When most libertarians rail against the minimum wage they typically channel economic arguments. A Skeptical Libertarian article, for example, rounds up all of the usual suspects: Facts, figures, evidence, examples and statistics, along with diagrams, graphs and charts, while quoting Frédéric Bastiat, Thomas Sowell and James Buchanan as economically-inclined libertarians would expect them to do.
Businesses faced with a mandatory wage increase will have to do one or more of the following: cut workers hours, lay off workers, hire fewer new workers, replace workers with machines, and/or raise prices for all consumers (including those minimum wage earners who everyone seems to forget are also consumers) while forcing the least skilled workers right out of the labor force entirely.
What this and similar articles never really get around to addressing is the difference between a business and a corporation and how they operate.

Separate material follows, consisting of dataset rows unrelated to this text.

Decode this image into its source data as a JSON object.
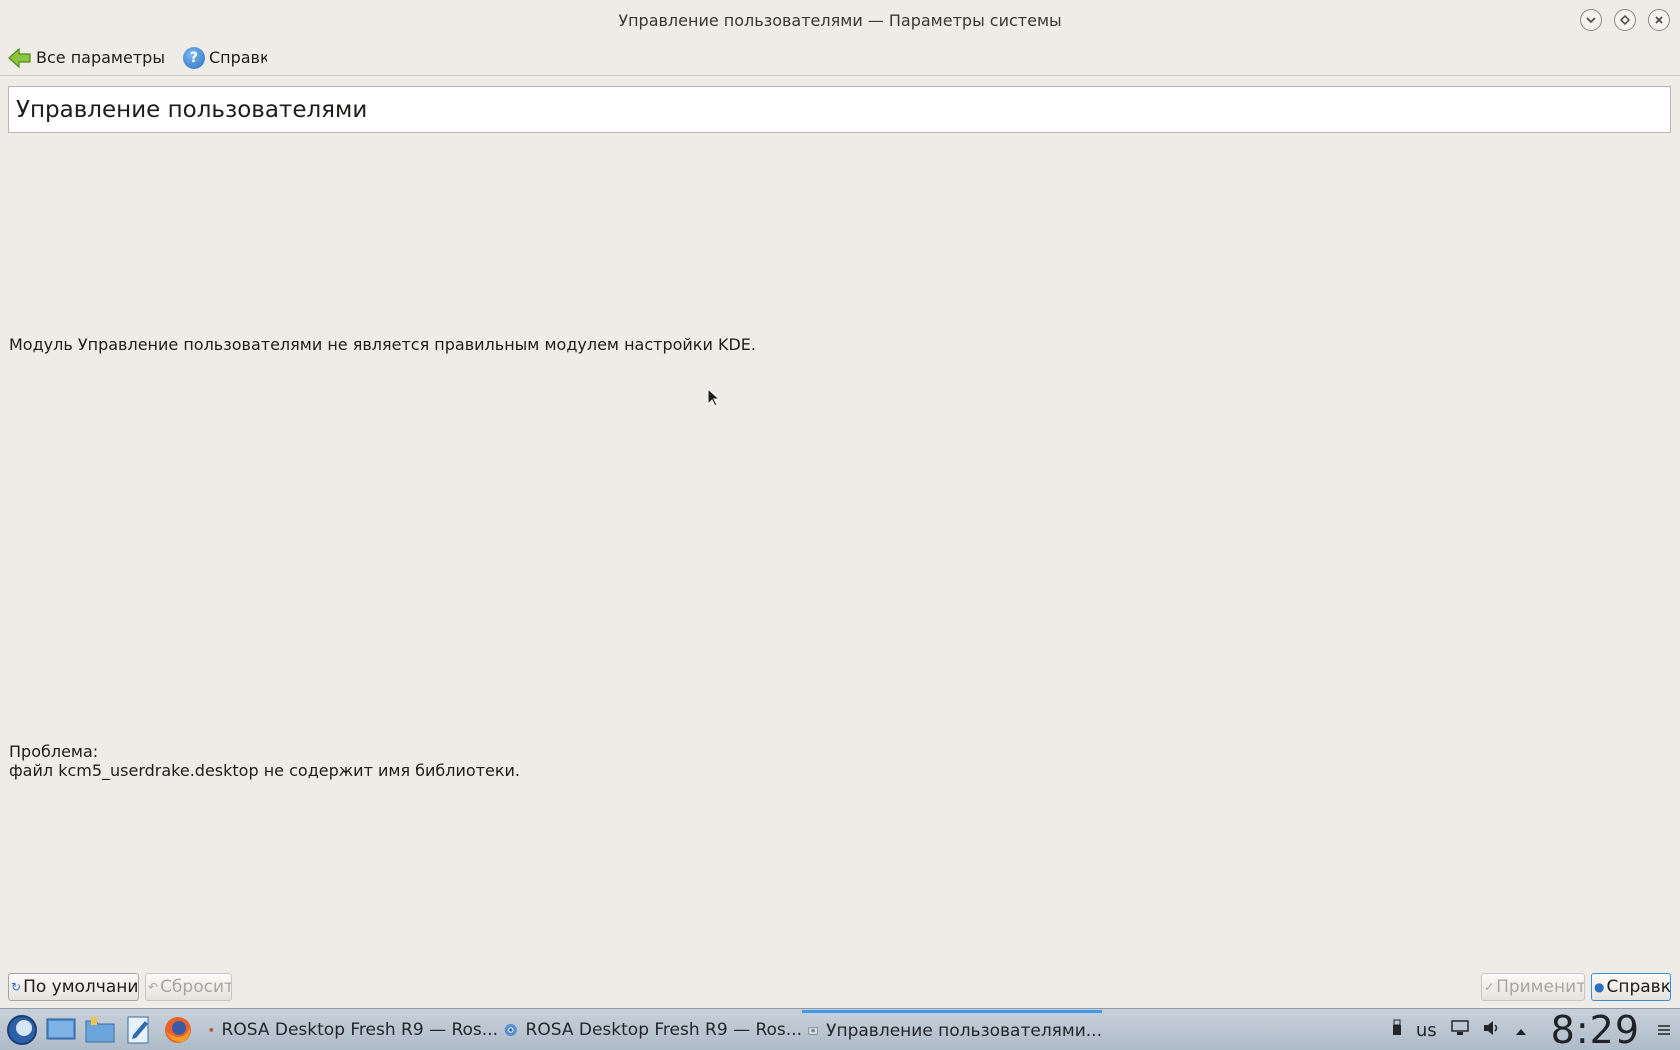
{
  "window": {
    "title": "Управление пользователями — Параметры системы",
    "controls": {
      "minimize": "⌄",
      "maximize": "◇",
      "close": "✕"
    }
  },
  "toolbar": {
    "back_label": "Все параметры",
    "help_label": "Справка",
    "back_icon": "green-left-arrow",
    "help_icon": "blue-question-circle"
  },
  "module": {
    "title": "Управление пользователями",
    "error_message": "Модуль Управление пользователями не является правильным модулем настройки KDE.",
    "problem_heading": "Проблема:",
    "problem_detail": "файл kcm5_userdrake.desktop не содержит имя библиотеки."
  },
  "buttons": {
    "defaults": "По умолчанию",
    "reset": "Сбросить",
    "apply": "Применить",
    "help": "Справка"
  },
  "taskbar": {
    "launchers": [
      "rosa-menu-icon",
      "desktop-icon",
      "file-manager-icon",
      "editor-icon",
      "firefox-icon"
    ],
    "tasks": [
      {
        "label": "ROSA Desktop Fresh R9 — Ros...",
        "icon": "firefox-icon",
        "active": false
      },
      {
        "label": "ROSA Desktop Fresh R9 — Ros...",
        "icon": "chromium-icon",
        "active": false
      },
      {
        "label": "Управление пользователями...",
        "icon": "system-settings-icon",
        "active": true
      }
    ],
    "keyboard_layout": "us",
    "clock": "8:29"
  },
  "colors": {
    "window_bg": "#efebe7",
    "accent": "#3d9be9",
    "taskbar_bg": "#b8c4d0"
  }
}
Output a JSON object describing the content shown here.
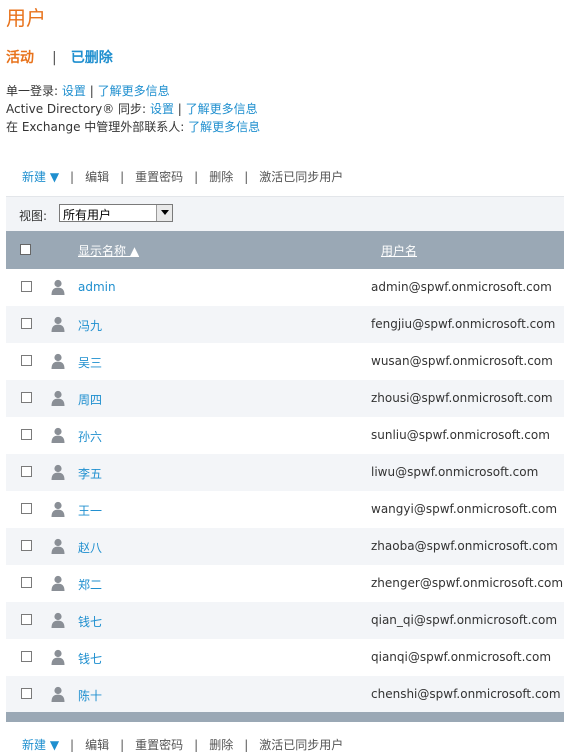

a corporation is a business that has signed up for a government-created bundle of legal goodies that results in protecting the owner’s profits, sheltering owner’s and investor’s personal incomes from liability lawsuits, capping damages in cases of wrongdoing (the $75M for the BP Gulf oil spill was a government-gifted cap, far below actual cleanup costs), receiving special interest laws that shield them from competition, funnels millions in taxpayer subsidies to them and bails them out when they screw up because politicians have invested their own ill-gotten under-the table graft in the corporations, magically making them “too big to fail.”
In short, a business must compete with other business to succeed; a corporation buys politicians so they won’t have to compete.
Although libertarians make a point of differentiating businesses from corporations they’re better off simply advocating for a free market, period. Refreshingly, however, the commentary from A Libertarian Future by J. Wilson takes a seldom-seen look at the minimum wage: Corporations love the minimum wage and actively advocate for it.
Big corporations can easily spread a small rise in labor costs across their entire operation, often absorbing it without any of the problems faced by small companies with razor thin profit margins. What this does for corporations is kill off the millions of small businesses and mom-and-pop ventures that make up the bulk of their competition.
Being that politically-created corporations and corporate-owned politicians are obviously buried deep under the bedcovers together, the minimum wage is great PR for both and a national disaster for everyone else.
Liberals who hate big business but love big government, and conservatives who think in the opposite direction, see only one side of the statist-corporatist scam.